As more and more folks look to blogs, right wing talk shows, shout-out TV shows, and ridiculous email forwards for "news", we replace facts, the cornerstone of actual journalism, with opinion, and often moronic and unsubstantiated opinion at that. I don't know about you, but I'd really don't much care what someone's cantankerous, rightwing uncle has to say about the Obama administration, no matter how quickly his blah-blah goes viral.
The scary thing is that when all the noise becomes confused with boring-old fact based reporting -- the belief in truth, or any semblance thereof flies right out the window. From Goodman's column:
... Facts - along with their enforcers, editors - have long been the guides and saviors of my career, which is 46 years long.
Well, you can't, as Goodman points out. She ends the column thus:Now I’m planning the next phase of my life. This may be why I’m struck by how much hard facts have softened in this time, how much less they seem to matter.
“Truthiness’’ has exploded alongside a new media that is decidedly not mainstream, that flows into as many rivulets as there are cable channels, points on the radio dial, and unvetted bloggers.
It’s now possible to find a group somewhere in Googleland that will agree with anything. Any outlier can find a tribe and a “fact’’ - Global warming is a hoax! Evolution is a fraud! - that reinforces his own belief.
There is a sense that we don’t need science or editing or fact-checking as long as we have crowd-sourcing. We don’t have to build opinions on facts; we can build facts on opinions.

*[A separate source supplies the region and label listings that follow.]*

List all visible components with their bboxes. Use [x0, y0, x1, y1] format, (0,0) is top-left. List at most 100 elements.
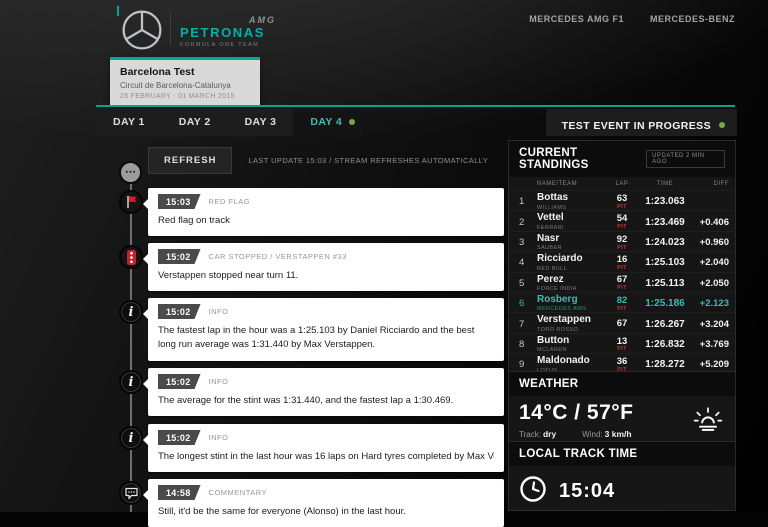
- driver-team: MERCEDES AMG: [537, 306, 587, 313]
- feed-body: The longest stint in the last hour was 1…: [158, 451, 494, 462]
- feed-card: 15:02 INFO The average for the stint was…: [143, 368, 504, 417]
- info-glyph: i: [128, 304, 134, 320]
- lap-count: 16: [616, 253, 628, 265]
- best-time: 1:25.103: [645, 257, 685, 269]
- feed-card: 15:02 CAR STOPPED / VERSTAPPEN #33 Verst…: [143, 243, 504, 292]
- event-card: Barcelona Test Circuit de Barcelona-Cata…: [110, 57, 260, 107]
- pit-flag: PIT: [617, 305, 627, 312]
- time-badge: 15:02: [158, 374, 201, 389]
- event-title: Barcelona Test: [120, 66, 195, 78]
- formula-one-team-text: FORMULA ONE TEAM: [180, 42, 260, 48]
- col-time: TIME: [656, 181, 674, 187]
- lap-count: 63: [616, 192, 628, 204]
- time-badge: 15:02: [158, 430, 201, 445]
- pit-flag: PIT: [617, 224, 627, 231]
- tab-day-3[interactable]: DAY 3: [228, 109, 294, 136]
- standings-row: 4 Ricciardo RED BULL 16 PIT 1:25.103 +2.04…: [509, 251, 735, 272]
- feed-label: RED FLAG: [208, 197, 251, 206]
- feed-item: i 15:02 INFO The fastest lap in the hour…: [119, 298, 504, 361]
- feed-label: COMMENTARY: [208, 488, 268, 497]
- lap-count: 67: [616, 318, 628, 330]
- local-time-value: 15:04: [559, 480, 616, 502]
- driver-name: Button: [537, 334, 570, 346]
- feed-label: CAR STOPPED / VERSTAPPEN #33: [208, 252, 347, 261]
- tab-day-1[interactable]: DAY 1: [96, 109, 162, 136]
- red-flag-icon: [119, 190, 143, 214]
- pit-flag: PIT: [617, 244, 627, 251]
- driver-name: Ricciardo: [537, 253, 583, 265]
- amg-logo-text: AMG: [249, 15, 276, 25]
- driver-team: FORCE INDIA: [537, 286, 577, 293]
- driver-team: FERRARI: [537, 224, 564, 231]
- feed-controls: REFRESH LAST UPDATE 15:03 / STREAM REFRE…: [148, 147, 488, 174]
- info-glyph: i: [128, 374, 134, 390]
- feed-card: 15:02 INFO The longest stint in the last…: [143, 424, 504, 473]
- col-diff: DIFF: [713, 181, 729, 187]
- team-logo: AMG PETRONAS FORMULA ONE TEAM: [180, 15, 276, 48]
- tab-day-4[interactable]: DAY 4: [293, 109, 364, 136]
- time-diff: +0.406: [699, 216, 729, 228]
- driver-name: Perez: [537, 273, 564, 285]
- current-standings-panel: CURRENT STANDINGS UPDATED 2 MIN AGO NAME…: [508, 140, 736, 375]
- time-diff: +3.204: [699, 318, 729, 330]
- tab-day-4-label: DAY 4: [310, 116, 343, 128]
- pit-flag: PIT: [617, 346, 627, 353]
- rank: 7: [519, 318, 525, 330]
- rank: 2: [519, 216, 525, 228]
- event-status-text: TEST EVENT IN PROGRESS: [561, 120, 711, 132]
- info-icon: i: [119, 300, 143, 324]
- rank: 3: [519, 237, 525, 249]
- time-badge: 14:58: [158, 485, 201, 500]
- standings-updated-badge: UPDATED 2 MIN AGO: [646, 150, 725, 168]
- feed-card: 14:58 COMMENTARY Still, it'd be the same…: [143, 479, 504, 527]
- standings-title: CURRENT STANDINGS: [519, 147, 589, 171]
- lap-count: 67: [616, 274, 628, 286]
- local-time-title: LOCAL TRACK TIME: [519, 448, 638, 460]
- standings-column-headers: NAME/TEAM LAP TIME DIFF: [509, 177, 735, 190]
- feed-label: INFO: [208, 433, 229, 442]
- standings-row: 5 Perez FORCE INDIA 67 PIT 1:25.113 +2.050: [509, 271, 735, 293]
- link-mercedes-benz[interactable]: MERCEDES-BENZ: [650, 14, 735, 24]
- info-glyph: i: [128, 430, 134, 446]
- refresh-button[interactable]: REFRESH: [148, 147, 233, 174]
- live-dot-icon: [349, 119, 356, 126]
- feed-item: 15:03 RED FLAG Red flag on track: [119, 188, 504, 237]
- time-badge: 15:02: [158, 304, 201, 319]
- time-diff: +2.050: [699, 277, 729, 289]
- header-links: MERCEDES AMG F1 MERCEDES-BENZ: [529, 14, 735, 24]
- best-time: 1:23.469: [645, 216, 685, 228]
- driver-name: Verstappen: [537, 314, 591, 326]
- last-update-note: LAST UPDATE 15:03 / STREAM REFRESHES AUT…: [248, 156, 489, 165]
- feed-item: i 15:02 INFO The longest stint in the la…: [119, 424, 504, 473]
- rank: 8: [519, 338, 525, 350]
- feed-item: 14:58 COMMENTARY Still, it'd be the same…: [119, 479, 504, 527]
- info-icon: i: [119, 370, 143, 394]
- driver-name: Maldonado: [537, 355, 590, 367]
- sun-haze-icon: [693, 406, 723, 437]
- lap-count: 92: [616, 233, 628, 245]
- feed-card: 15:02 INFO The fastest lap in the hour w…: [143, 298, 504, 361]
- pit-flag: PIT: [617, 285, 627, 292]
- feed-label: INFO: [208, 307, 229, 316]
- standings-row: 8 Button MCLAREN 13 PIT 1:26.832 +3.769: [509, 332, 735, 353]
- driver-name: Vettel: [537, 212, 564, 224]
- driver-name: Nasr: [537, 232, 560, 244]
- local-track-time-panel: LOCAL TRACK TIME 15:04: [508, 441, 736, 511]
- timeline-more-button[interactable]: ⋯: [119, 161, 142, 184]
- rank: 5: [519, 277, 525, 289]
- col-name-team: NAME/TEAM: [537, 181, 578, 187]
- pit-flag: PIT: [617, 264, 627, 271]
- weather-title: WEATHER: [519, 378, 579, 390]
- time-badge: 15:03: [158, 194, 201, 209]
- track-label: Track:: [519, 430, 541, 439]
- event-dates: 26 FEBRUARY - 01 MARCH 2015: [120, 93, 235, 100]
- time-diff: +2.123: [699, 298, 729, 310]
- rank: 4: [519, 257, 525, 269]
- standings-row: 7 Verstappen TORO ROSSO 67 1:26.267 +3.20…: [509, 312, 735, 333]
- rank: 6: [519, 298, 525, 310]
- best-time: 1:25.186: [645, 298, 685, 310]
- time-badge: 15:02: [158, 249, 201, 264]
- tab-day-2[interactable]: DAY 2: [162, 109, 228, 136]
- link-mercedes-amg-f1[interactable]: MERCEDES AMG F1: [529, 14, 624, 24]
- pit-flag: PIT: [617, 203, 627, 210]
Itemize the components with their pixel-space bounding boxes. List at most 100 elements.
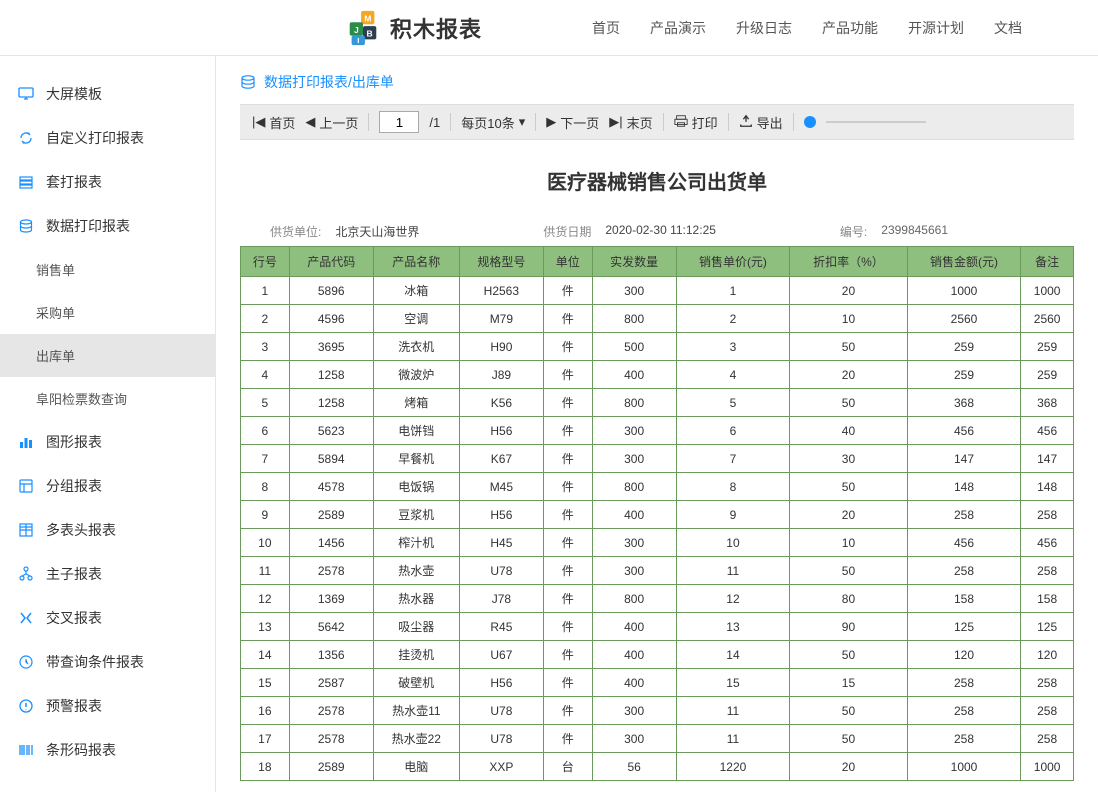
nav-item-3[interactable]: 产品功能	[822, 18, 878, 38]
table-row: 33695洗衣机H90件500350259259	[241, 333, 1074, 361]
sidebar-item-label: 图形报表	[46, 432, 102, 452]
table-cell: 1000	[907, 753, 1021, 781]
table-cell: J89	[459, 361, 543, 389]
table-cell: K67	[459, 445, 543, 473]
table-cell: 158	[907, 585, 1021, 613]
sidebar-item-10[interactable]: 多表头报表	[0, 508, 215, 552]
nav-item-4[interactable]: 开源计划	[908, 18, 964, 38]
sidebar-item-5[interactable]: 采购单	[0, 291, 215, 334]
sidebar-item-7[interactable]: 阜阳检票数查询	[0, 377, 215, 420]
table-cell: 件	[543, 417, 592, 445]
pagesize-select[interactable]: 每页10条 ▾	[461, 113, 525, 132]
sidebar-item-4[interactable]: 销售单	[0, 248, 215, 291]
sidebar-item-13[interactable]: 带查询条件报表	[0, 640, 215, 684]
table-cell: 147	[1021, 445, 1074, 473]
sidebar-item-9[interactable]: 分组报表	[0, 464, 215, 508]
table-cell: 电脑	[373, 753, 459, 781]
table-cell: 热水器	[373, 585, 459, 613]
sidebar-item-2[interactable]: 套打报表	[0, 160, 215, 204]
table-cell: 电饼铛	[373, 417, 459, 445]
sidebar-item-8[interactable]: 图形报表	[0, 420, 215, 464]
table-cell: 14	[676, 641, 790, 669]
table-row: 92589豆浆机H56件400920258258	[241, 501, 1074, 529]
table-cell: 件	[543, 641, 592, 669]
table-cell: 挂烫机	[373, 641, 459, 669]
table-cell: 10	[790, 305, 908, 333]
warn-icon	[18, 698, 34, 714]
table-cell: 800	[592, 473, 676, 501]
zoom-slider-track[interactable]	[826, 121, 926, 123]
table-cell: 40	[790, 417, 908, 445]
svg-text:B: B	[367, 28, 373, 38]
first-page-button[interactable]: |◀ 首页	[252, 113, 295, 132]
sidebar-item-0[interactable]: 大屏模板	[0, 72, 215, 116]
sidebar-item-label: 大屏模板	[46, 84, 102, 104]
page-input[interactable]	[379, 111, 419, 133]
sidebar-item-11[interactable]: 主子报表	[0, 552, 215, 596]
table-cell: K56	[459, 389, 543, 417]
screen-icon	[18, 86, 34, 102]
sidebar-item-label: 主子报表	[46, 564, 102, 584]
table-cell: 258	[1021, 669, 1074, 697]
sidebar-item-15[interactable]: 条形码报表	[0, 728, 215, 772]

Those of us who have spent our lives in journalism wake up to daily reports of troubles: newsrooms cut, papers bankrupt. My first employer, Newsweek, no longer covers news. My second, the Detroit Free Press, has cut back home delivery. I have watched my third employer, The Boston Globe, grow and shrink.
Hardest of all is to witness the evaporation of a profession that’s been the vetting agent for the “reality-based community.’’ A craft that has struggled to be right as often and rigorously as possible.
In a 60 Minutes/Vanity Fair poll last month, readers were asked what professions are likely to disappear. Of the likely candidates, 28 percent chose tobacco farmers, but 26 percent picked newspaper reporters. Only 3 percent thought fact-checkers would become extinct.
Well, I have “news’’ for you. When the reporters go, so do the facts. And their checkers.